We preach Christ, and not just the benefits that he offers. This is part of the commitment to ‘Trinitarian personalism’ advocated by Scott R. Swain. He concludes:
Often the commitment to being “Christ-centered” in preaching leads to sermons whose central point is the atonement or justification. Now mind you, one cannot preach Christ without preaching the atonement and justification. But there is a marked difference between preaching the crucifixion and preaching “Jesus Christ and him crucified” (1 Cor 2:2). And there is a marked difference between preaching justification and preaching “him who justifies the ungodly” (Rom 4:5). The former falls short of, while the latter serves, the Bible’s trinitarian personalism.
Jesus Christ is not the solution to a puzzle, whether that solution is derived by means of a sophisticated homiletical method or a sophisticated hermeneutical method. Jesus Christ is God the Son in person. Someone, not something, is the central subject matter and scope of Scripture. Someone, not something, should be the central subject matter and scope of Christian preaching.
As Sinclair Ferguson is wont to emphasize in his teaching and to exemplify in his preaching, Christian preaching is about “placarding” the Son of God incarnate, the second person of the Trinity, before the eyes of men and women, boys and girls (Gal 3:1). Though preaching involves the presentation of ideas and moral instruction, it involves so much more as well.

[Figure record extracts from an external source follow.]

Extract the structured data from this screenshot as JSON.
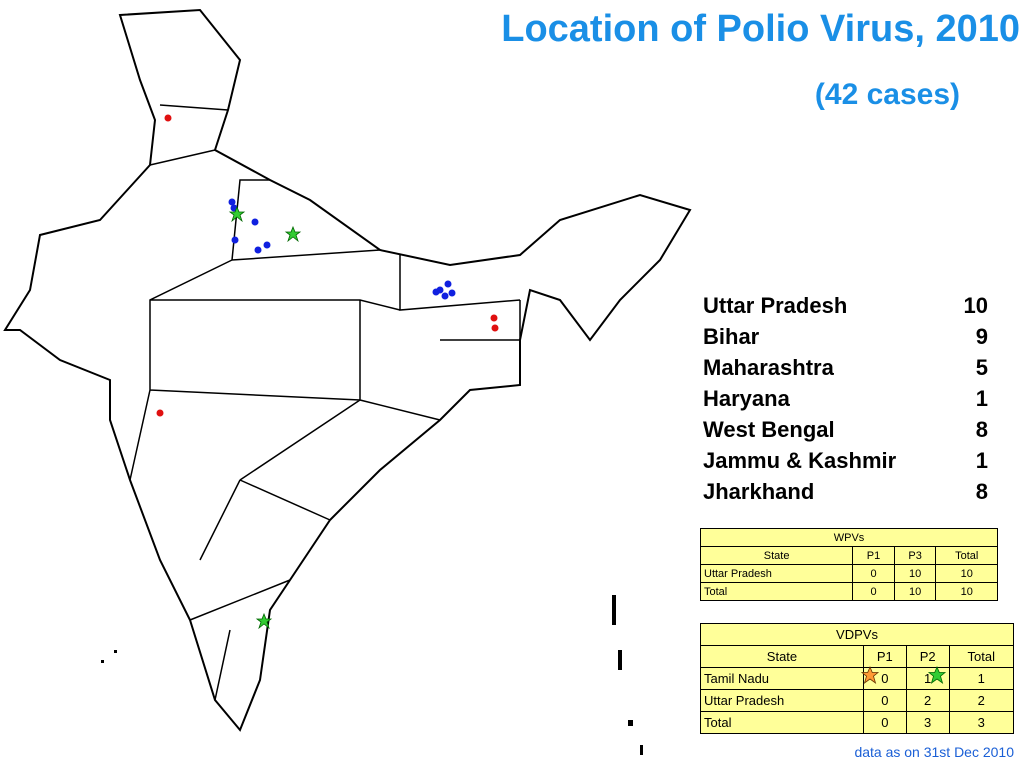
{
  "title": "Location of Polio Virus, 2010",
  "subtitle": "(42 cases)",
  "states": [
    {
      "name": "Uttar Pradesh",
      "count": 10
    },
    {
      "name": "Bihar",
      "count": 9
    },
    {
      "name": "Maharashtra",
      "count": 5
    },
    {
      "name": "Haryana",
      "count": 1
    },
    {
      "name": "West Bengal",
      "count": 8
    },
    {
      "name": "Jammu & Kashmir",
      "count": 1
    },
    {
      "name": "Jharkhand",
      "count": 8
    }
  ],
  "wpv_table": {
    "caption": "WPVs",
    "header": [
      "State",
      "P1",
      "P3",
      "Total"
    ],
    "rows": [
      [
        "Uttar Pradesh",
        0,
        10,
        10
      ],
      [
        "Total",
        0,
        10,
        10
      ]
    ]
  },
  "vdpv_table": {
    "caption": "VDPVs",
    "header": [
      "State",
      "P1",
      "P2",
      "Total"
    ],
    "rows": [
      [
        "Tamil Nadu",
        0,
        1,
        1
      ],
      [
        "Uttar Pradesh",
        0,
        2,
        2
      ],
      [
        "Total",
        0,
        3,
        3
      ]
    ]
  },
  "footnote": "data as on 31st Dec 2010"
}
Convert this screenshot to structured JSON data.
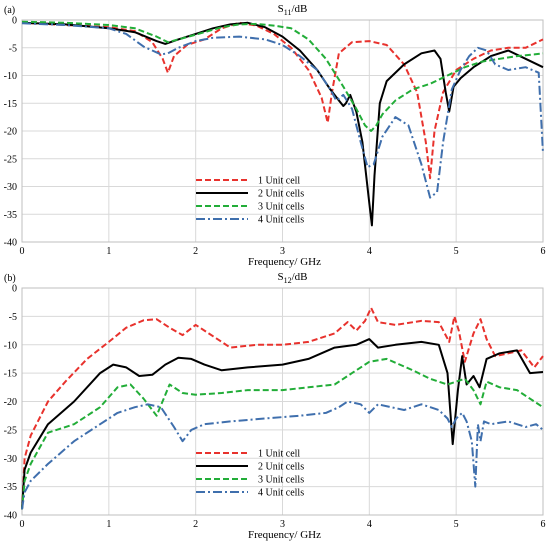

And this “so much more” is trinitarian and personal. In preaching, we are heralds of the king, announcing that he has come and that he is coming again. In preaching, we are friends of the bridegroom, wooing the bride to embrace her beloved Lord. In preaching, we are ministers of the new covenant, presenting Jesus Christ, clothed in all the promises of the gospel, and summoning hearers to engage him in covenant union and communion.
He, someone not something, is the supreme subject matter and scope of Christian preaching: God the Son incarnate, clothed with the promises of the gospel, crucified and risen, ascended and coming again. This, it seems to me, is the fundamental implication of trinitarian personalism for Christian preaching.